In order to ensure its strategic mobility, the Russian military will need to focus on asymmetric actions and the use of pre-emptive strikes using long range aircraft and precision-guided munitions, which is supported by the 2010 Military Doctrine for defensive purposes. Tsymbalov concludes that the VKO missions will only be possible after creating a fully unified reconnaissance and air attack warning system, and argues the VKO must avoid focusing upon enemy strike complexes, and instead target “reconnaissance, EW [electronic warfare], command and control, and data processing and distribution system facilities” (Vozdushno-Kosmicheskaya Oborona, https://www.vko.ru/DesktopModules/Articles/ArticlesView.aspx?tabID=320&ItemID=501&mid=2869&wversion=Staging, July 2012).
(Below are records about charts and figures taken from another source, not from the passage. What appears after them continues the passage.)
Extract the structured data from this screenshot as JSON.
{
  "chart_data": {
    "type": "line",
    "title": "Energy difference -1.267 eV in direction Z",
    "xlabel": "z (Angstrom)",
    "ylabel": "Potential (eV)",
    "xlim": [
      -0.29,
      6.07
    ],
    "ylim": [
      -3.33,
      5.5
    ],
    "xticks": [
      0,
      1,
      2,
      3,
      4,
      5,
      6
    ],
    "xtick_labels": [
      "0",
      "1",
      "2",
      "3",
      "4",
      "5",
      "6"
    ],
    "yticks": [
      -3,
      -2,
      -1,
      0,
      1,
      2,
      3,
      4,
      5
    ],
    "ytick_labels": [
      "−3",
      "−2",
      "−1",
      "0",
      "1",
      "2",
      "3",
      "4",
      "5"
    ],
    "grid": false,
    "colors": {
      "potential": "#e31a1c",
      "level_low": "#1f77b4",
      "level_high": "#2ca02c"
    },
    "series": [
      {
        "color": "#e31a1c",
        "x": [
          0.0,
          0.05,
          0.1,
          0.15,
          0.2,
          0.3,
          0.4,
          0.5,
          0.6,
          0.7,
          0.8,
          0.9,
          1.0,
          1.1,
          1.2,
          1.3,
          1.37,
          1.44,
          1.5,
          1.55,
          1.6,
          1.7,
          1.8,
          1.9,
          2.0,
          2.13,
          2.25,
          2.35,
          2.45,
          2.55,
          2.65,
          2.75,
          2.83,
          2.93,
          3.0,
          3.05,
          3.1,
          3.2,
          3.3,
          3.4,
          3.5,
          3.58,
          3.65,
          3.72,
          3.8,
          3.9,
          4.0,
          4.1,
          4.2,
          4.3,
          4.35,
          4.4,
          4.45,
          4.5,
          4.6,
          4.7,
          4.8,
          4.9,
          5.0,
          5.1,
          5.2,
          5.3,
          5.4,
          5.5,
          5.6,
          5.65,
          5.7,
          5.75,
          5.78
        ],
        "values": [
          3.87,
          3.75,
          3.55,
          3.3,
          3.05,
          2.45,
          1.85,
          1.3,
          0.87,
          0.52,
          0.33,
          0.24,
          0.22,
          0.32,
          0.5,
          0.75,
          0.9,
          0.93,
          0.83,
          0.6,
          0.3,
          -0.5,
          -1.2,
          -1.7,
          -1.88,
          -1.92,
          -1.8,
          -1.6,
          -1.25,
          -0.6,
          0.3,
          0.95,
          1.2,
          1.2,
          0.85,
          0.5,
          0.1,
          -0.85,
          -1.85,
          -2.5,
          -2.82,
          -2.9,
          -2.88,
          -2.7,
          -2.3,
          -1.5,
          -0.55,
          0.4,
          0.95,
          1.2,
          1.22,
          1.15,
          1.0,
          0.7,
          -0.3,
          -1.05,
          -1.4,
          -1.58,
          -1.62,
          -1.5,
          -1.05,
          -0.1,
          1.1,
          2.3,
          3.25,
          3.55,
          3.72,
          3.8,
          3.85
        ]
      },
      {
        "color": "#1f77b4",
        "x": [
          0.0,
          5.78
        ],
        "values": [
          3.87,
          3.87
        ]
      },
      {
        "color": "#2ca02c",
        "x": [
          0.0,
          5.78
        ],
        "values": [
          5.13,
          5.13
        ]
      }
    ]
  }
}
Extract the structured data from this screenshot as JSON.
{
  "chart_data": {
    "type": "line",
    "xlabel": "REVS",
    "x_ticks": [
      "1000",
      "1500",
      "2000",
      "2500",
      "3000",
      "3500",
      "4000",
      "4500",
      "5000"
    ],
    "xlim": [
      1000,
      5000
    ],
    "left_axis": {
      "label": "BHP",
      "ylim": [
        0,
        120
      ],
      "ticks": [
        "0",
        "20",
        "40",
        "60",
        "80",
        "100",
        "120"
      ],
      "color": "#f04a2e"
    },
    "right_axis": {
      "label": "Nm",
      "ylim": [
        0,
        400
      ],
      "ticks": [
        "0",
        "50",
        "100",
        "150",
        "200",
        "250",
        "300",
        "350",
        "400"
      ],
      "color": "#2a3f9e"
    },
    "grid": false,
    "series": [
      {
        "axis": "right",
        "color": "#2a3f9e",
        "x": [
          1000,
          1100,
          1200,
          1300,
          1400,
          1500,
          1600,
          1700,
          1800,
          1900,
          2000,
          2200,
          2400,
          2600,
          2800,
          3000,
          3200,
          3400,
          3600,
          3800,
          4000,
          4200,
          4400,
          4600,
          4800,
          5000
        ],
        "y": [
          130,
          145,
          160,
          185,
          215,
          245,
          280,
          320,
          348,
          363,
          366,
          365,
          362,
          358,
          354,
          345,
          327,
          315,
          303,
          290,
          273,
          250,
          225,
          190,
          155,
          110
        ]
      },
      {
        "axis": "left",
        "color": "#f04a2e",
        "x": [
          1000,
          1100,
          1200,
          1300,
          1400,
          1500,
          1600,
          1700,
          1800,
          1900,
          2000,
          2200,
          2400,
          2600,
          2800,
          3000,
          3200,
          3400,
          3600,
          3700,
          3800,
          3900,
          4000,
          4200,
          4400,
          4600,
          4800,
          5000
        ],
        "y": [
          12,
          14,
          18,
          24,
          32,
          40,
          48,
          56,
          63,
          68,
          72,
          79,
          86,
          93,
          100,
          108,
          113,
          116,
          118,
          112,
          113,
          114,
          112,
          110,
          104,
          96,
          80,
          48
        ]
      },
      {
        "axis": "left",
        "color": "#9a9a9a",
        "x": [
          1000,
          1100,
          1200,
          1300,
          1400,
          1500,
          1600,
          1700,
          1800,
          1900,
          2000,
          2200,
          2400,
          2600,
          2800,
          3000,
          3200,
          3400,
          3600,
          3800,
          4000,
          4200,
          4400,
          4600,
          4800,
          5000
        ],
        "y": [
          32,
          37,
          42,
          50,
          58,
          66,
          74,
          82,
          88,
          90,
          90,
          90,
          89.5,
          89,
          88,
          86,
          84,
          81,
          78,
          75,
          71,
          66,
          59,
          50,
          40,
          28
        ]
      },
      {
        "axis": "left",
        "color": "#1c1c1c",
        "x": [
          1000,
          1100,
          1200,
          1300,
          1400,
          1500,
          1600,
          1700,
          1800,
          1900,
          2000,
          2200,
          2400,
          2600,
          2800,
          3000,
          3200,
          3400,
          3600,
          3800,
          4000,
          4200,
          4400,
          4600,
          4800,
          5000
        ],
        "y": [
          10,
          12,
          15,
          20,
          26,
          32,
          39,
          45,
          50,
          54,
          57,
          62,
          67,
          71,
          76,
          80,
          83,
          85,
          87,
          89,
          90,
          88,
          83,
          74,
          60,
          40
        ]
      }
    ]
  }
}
The ongoing experiments within the “New Look,” searching for meaning in and systematic approaches to the transition, while adopting fresh approaches to modern combat operations – combined with the challenges involved in the VKO – reveal a picture of Moscow struggling to cope with such complexities. The tactics and methods may remain largely unchanged in the combat training manuals, but the creation and further development of the VKO signifies two crucial features in Russian defense planning: the future of warfare is becoming more high-tech and will increasingly operate in the sphere of outer space, and its optimization will demand new approaches to military science as well as continued investment in research and development to support such advances.